Ouarda fait partie de ces militantes féministes qui se battent tous les jours pour trouver un hébergement aux femmes victimes de violences sexistes et sexuelles.
L’annonce du gouvernement d’attribuer 1000 places d’hébergement supplémentaires ne l’impressionne pas beaucoup car le déficit reste énorme : « Il faut créer un écosystème autour des victimes pour les mettre à l’abri et les accompagne, il faut travailler ensemble, il faut qu’il y ait plus de ressources humaines au niveau des commissariats, des tribunaux et donner davantage de moyens d’agir à l’échelon local ».
Le fléau des violences contre les femmes fait plus de 210 000 victimes en France et, au 17 novembre 2021, on comptabilisait 101 féminicides. Les associations se démènent tous les jours pour faire face à la demande des victimes et parfois à l’urgence de les mettre à l’abri sans délai.
La Maison des femmes de la Seine-Saint-Denis - modèle du genre-, la Maison des femmes de Montreuil, l’Escale à Gennevilliers et Home dans le Val de Marne disposent de leurs propres réseaux d’hébergement mais certaines organisations sont souvent amenées à payer aux victimes des nuitées d’hôtel.
Selon la Fondation des femmes 40% des femmes n’ont aucune offre d’hébergement soit plus de 35 000 femmes en danger. Pourtant tout le monde est d’accord que la décohabitation est souvent la solution pour une mise à l’abri de la victime et éventuellement de ses enfants, d’où la nécessité impérative d’un logement. Mais dans les faits seulement 12% seulement d’entre elles ont une place adaptée.

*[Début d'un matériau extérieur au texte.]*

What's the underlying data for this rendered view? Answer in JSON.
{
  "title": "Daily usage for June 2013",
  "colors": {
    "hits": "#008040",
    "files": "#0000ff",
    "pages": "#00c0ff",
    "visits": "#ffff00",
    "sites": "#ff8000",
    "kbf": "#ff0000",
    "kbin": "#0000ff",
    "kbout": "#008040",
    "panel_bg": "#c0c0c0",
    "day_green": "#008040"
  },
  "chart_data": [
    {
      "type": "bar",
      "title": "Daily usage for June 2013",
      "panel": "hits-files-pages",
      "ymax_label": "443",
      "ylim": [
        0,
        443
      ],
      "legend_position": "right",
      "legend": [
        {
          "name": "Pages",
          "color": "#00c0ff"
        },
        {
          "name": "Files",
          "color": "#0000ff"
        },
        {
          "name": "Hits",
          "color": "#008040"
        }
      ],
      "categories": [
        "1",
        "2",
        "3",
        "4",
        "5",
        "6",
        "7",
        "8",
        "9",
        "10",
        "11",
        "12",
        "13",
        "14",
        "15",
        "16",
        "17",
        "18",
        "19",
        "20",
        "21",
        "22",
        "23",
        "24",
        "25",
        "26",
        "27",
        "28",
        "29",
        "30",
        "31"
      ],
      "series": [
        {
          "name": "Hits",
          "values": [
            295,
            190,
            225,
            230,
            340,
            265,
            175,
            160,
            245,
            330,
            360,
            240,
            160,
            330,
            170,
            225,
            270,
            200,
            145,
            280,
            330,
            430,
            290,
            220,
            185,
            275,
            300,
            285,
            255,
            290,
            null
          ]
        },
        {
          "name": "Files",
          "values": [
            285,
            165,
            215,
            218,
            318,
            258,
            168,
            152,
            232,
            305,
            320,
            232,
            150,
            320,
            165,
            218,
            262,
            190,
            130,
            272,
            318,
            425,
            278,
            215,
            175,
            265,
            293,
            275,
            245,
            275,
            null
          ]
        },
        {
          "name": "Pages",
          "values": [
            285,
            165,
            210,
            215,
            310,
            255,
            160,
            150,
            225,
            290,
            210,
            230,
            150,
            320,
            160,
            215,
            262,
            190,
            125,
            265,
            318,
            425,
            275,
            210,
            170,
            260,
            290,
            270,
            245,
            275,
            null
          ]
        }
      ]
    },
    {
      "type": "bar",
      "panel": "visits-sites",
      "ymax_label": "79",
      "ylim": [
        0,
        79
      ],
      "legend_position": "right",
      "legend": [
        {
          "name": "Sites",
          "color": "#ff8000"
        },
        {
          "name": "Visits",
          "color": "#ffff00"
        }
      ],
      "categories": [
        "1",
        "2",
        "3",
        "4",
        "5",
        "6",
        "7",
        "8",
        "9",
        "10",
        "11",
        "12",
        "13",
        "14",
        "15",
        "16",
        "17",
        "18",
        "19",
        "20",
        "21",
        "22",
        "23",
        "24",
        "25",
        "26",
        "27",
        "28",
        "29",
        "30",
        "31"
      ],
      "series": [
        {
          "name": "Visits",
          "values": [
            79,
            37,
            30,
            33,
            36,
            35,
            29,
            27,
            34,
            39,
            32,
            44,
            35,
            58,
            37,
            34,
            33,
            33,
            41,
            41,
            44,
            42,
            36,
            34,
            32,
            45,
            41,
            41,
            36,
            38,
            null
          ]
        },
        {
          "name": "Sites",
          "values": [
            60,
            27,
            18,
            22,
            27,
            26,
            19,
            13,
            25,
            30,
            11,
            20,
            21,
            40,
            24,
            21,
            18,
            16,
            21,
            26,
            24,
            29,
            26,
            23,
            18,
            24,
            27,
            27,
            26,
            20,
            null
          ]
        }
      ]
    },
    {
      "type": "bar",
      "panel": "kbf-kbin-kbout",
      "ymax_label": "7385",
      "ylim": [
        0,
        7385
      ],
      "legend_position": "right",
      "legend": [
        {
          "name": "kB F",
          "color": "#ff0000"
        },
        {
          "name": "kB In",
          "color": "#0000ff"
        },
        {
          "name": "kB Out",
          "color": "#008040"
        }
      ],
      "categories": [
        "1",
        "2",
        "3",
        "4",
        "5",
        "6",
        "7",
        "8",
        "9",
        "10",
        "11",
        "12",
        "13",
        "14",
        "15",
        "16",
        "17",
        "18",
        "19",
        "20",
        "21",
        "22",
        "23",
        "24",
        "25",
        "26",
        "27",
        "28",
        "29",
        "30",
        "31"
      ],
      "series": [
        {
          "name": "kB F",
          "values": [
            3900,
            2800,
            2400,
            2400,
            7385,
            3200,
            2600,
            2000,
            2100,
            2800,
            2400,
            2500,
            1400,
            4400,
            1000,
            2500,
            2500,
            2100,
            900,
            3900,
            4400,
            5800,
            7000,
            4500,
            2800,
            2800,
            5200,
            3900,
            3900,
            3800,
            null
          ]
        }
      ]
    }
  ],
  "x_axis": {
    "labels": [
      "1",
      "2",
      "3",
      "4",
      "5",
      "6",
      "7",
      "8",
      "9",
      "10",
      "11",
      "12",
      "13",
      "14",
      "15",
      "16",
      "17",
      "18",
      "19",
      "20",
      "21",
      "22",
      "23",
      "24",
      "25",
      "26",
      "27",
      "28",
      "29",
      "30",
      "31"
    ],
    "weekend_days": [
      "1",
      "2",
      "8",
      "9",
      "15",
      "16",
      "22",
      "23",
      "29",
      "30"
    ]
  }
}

Ouarda plaide pour « plus d’humanité » et pour un accompagnement adapté « une mère préfère être logée à proximité de sa famille pour être aidée avec ses enfants et bénéficier de leur soutien » car les mères qui ont réussi à quitter le domicile conjugal doivent gérer la scolarité de leurs enfants déjà perturbés par leur histoire familiale. Les militantes connaissent bien le calvaire de ces familles logées par le Samu social (le 115) dans un autre département loin de l’école des enfants et des proches. Ces logements d’urgences pour lesquels elles sont prioritaires, ne permettent pas aux victimes de changer d’établissement ou de lieu de travail lorsqu’elles sont salariées. Parfois elles sont transférées chaque semaine et cela quand elles arrivent à obtenir le 115.Certaines ont vécu des années dans une chambre d’hôtel social avant de bénéficier d’un logement social.
« Il faut créer un écosystème autour des victimes pour les mettre à l’abri et les accompagne, il faut travailler ensemble, il faut qu’il y ait plus de ressources humaines au niveau des commissariats, des tribunaux et donner davantage de moyens d’agir à l’échelon local. »
Home loge actuellement dans ses trois appartements, six femmes et huit enfants et travaille sans relâche avec les plans départementaux et les mairies pour décrocher des logements pérennes. « On utilise aussi les appartements passerelles, explique Ouarda, pour celles qui ne sont pas autonomes et qui doivent être accompagnées dans toutes les étapes de la reconstruction et de l’insertion sociale. C’est pour cette raison que je tiens à la mise en place d’un écosystème autour de la victime parce que l’accompagnement doit être médical, psychologique, juridique, social. »
En effet, les victimes de violences doivent affronter les « inégalités de territoires », la précarité économique et parfois le handicap de la langue pour les migrantes. Une approche globale est donc indispensable pour appréhender cette conjonction de difficultés. C’est du moins le voeu qu’exprime Ouarda dans toutes les instances comme le Grenelle des violences conjugales. Fédéralisme associatif, guichet unique pour le logement social, mutualisation des moyens, formation des fonctionnaires, plus de moyens aux associations et au niveau local, les propositions d’une meilleure prise en charge des femmes victimes de violences ont toutes déjà été faites aux gouvernements successifs. Certes quelques avancées ont été enregistrées ça et là mais en attendant les associations continuent de réclamer « un milliard » pour la prise en charge des victimes. En attendant aussi, une femme est tuée par son conjoint ou son ex tous les deux jours et demi en moyenne.